All dies könnte kitschig und aufdringlich sein, ist es aber nicht. Motion Capture verleiht Cracknells Darbietung und Bewegungen eine seltsame, gestelzte Unzusammenhängendheit. Sie ist wie die Frau, die auf die Erde gefallen ist, und es ist mehr als nur Hermines Stimme, die aus dem Takt und aus dem Takt geraten ist. Cracknell ist ihr Avatar, der sich zwischen und durch ihre Kunst und ihr Leben bewegt. Die Auseinandersetzung mit diesem Hinterland und den subjektiven Erfahrungen von Gesundheit und Krankheit sind hier ebenso Holdens Anliegen wie Burtons, deren Bilder Beschreibung und Ausdruck des Andersseins sind, ebenso wie ihre öffentliche Fassade – die Baskenmütze, das makellose Make-up, beides in ihrem Leben und in ihren Selbstporträts – war eine kalkulierte und konstruierte Person, ein Schutz und eine Art, sich durch die Welt zu bewegen.
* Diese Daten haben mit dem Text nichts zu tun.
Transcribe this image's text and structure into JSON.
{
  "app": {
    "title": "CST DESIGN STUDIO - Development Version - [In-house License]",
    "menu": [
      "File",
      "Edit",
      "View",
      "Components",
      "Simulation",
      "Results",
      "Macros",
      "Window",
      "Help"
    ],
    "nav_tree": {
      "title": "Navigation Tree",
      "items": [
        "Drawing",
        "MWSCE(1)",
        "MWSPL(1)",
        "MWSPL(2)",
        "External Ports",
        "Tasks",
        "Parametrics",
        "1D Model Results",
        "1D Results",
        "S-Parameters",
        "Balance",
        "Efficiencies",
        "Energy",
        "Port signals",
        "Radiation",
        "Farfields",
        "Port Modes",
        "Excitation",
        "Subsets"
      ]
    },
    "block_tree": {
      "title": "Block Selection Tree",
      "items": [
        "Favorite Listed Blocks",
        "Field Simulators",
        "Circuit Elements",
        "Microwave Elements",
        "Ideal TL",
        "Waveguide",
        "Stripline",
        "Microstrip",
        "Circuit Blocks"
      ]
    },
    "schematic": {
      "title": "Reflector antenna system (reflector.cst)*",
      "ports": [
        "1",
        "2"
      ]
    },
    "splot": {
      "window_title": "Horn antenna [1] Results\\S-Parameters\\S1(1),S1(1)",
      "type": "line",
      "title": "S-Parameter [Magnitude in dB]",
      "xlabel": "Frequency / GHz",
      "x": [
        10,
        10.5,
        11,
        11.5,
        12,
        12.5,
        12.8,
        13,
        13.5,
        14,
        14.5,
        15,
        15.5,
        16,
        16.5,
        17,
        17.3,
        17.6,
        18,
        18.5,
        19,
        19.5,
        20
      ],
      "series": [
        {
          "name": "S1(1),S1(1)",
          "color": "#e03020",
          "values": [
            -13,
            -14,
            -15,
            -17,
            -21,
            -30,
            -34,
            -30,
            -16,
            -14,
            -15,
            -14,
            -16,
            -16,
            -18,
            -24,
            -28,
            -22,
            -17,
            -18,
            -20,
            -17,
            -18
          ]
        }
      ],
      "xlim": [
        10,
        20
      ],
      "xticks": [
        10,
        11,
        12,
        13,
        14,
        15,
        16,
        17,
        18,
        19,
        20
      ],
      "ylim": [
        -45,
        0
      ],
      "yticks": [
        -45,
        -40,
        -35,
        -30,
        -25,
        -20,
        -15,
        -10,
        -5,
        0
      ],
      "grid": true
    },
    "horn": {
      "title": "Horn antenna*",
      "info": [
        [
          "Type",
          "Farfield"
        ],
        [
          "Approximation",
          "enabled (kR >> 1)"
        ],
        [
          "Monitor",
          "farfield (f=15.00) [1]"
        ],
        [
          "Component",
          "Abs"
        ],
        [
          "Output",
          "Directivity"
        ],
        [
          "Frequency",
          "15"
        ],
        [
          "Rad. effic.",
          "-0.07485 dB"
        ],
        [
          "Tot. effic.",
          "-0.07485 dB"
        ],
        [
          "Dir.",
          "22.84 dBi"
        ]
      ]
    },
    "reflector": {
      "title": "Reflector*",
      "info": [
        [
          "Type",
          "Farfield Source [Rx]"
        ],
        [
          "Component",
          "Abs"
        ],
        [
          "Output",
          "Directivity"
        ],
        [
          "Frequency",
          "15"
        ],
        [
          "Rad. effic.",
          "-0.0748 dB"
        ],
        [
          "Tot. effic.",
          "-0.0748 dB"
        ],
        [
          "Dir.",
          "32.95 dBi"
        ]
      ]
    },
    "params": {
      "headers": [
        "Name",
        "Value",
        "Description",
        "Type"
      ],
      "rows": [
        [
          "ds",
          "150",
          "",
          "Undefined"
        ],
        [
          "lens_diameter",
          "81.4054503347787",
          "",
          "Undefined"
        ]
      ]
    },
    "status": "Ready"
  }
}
Altmodisch gedruckte Bildunterschriften füllen manchmal den Bildschirm und zitieren Virginia Woolf, Susan Sontag und andere über die Erfahrung von Krankheit. Das alles geschieht mit einer geschickten und unsentimentalen Note. Wenn wir krank sind oder trauern, sind wir alle Außenseiter. „Krankheit ist die große Beichte, eine kindliche Offenheit in der Krankheit; Dinge werden gesagt, Wahrheiten herausgeplatzt, die die vorsichtige Ehrbarkeit der Gesundheit verschweigt“, schrieb Woolf.

Er bringt Hermine Burtons Gemälde und ihre Worte und die Erinnerungen derer zusammen, die sie kannten, und stellt sie alle in Beziehung zu den Anforderungen von Holdens eigener Kunst. Er spricht über Burton als „einen kranken Körper, der wild malte, um eine Aufzeichnung ihres Lebens zu hinterlassen , denn nur wenn wir anderen unsere Geschichte erzählen, schaffen wir Erinnerungen für uns selbst“. Im Gegensatz zu amerikanischen Künstlern Jim Shaw, der seit Jahrzehnten Kunst aus Secondhand-Läden als Kommentar zur amerikanischen Psyche sammelt und zeigt, ist Holdens Fokus eher einzigartig. Zumindest für einen Moment ist die Vergänglichkeit still. Und ohne seine zufällige Entdeckung wären Burton und ihre Kunst und ihre einzigartige Aufzeichnung eines Lebens möglicherweise vollständig verschwunden, ihre Bilder nur für ihre Rahmen gekauft, die Leinwände weggeschmissen.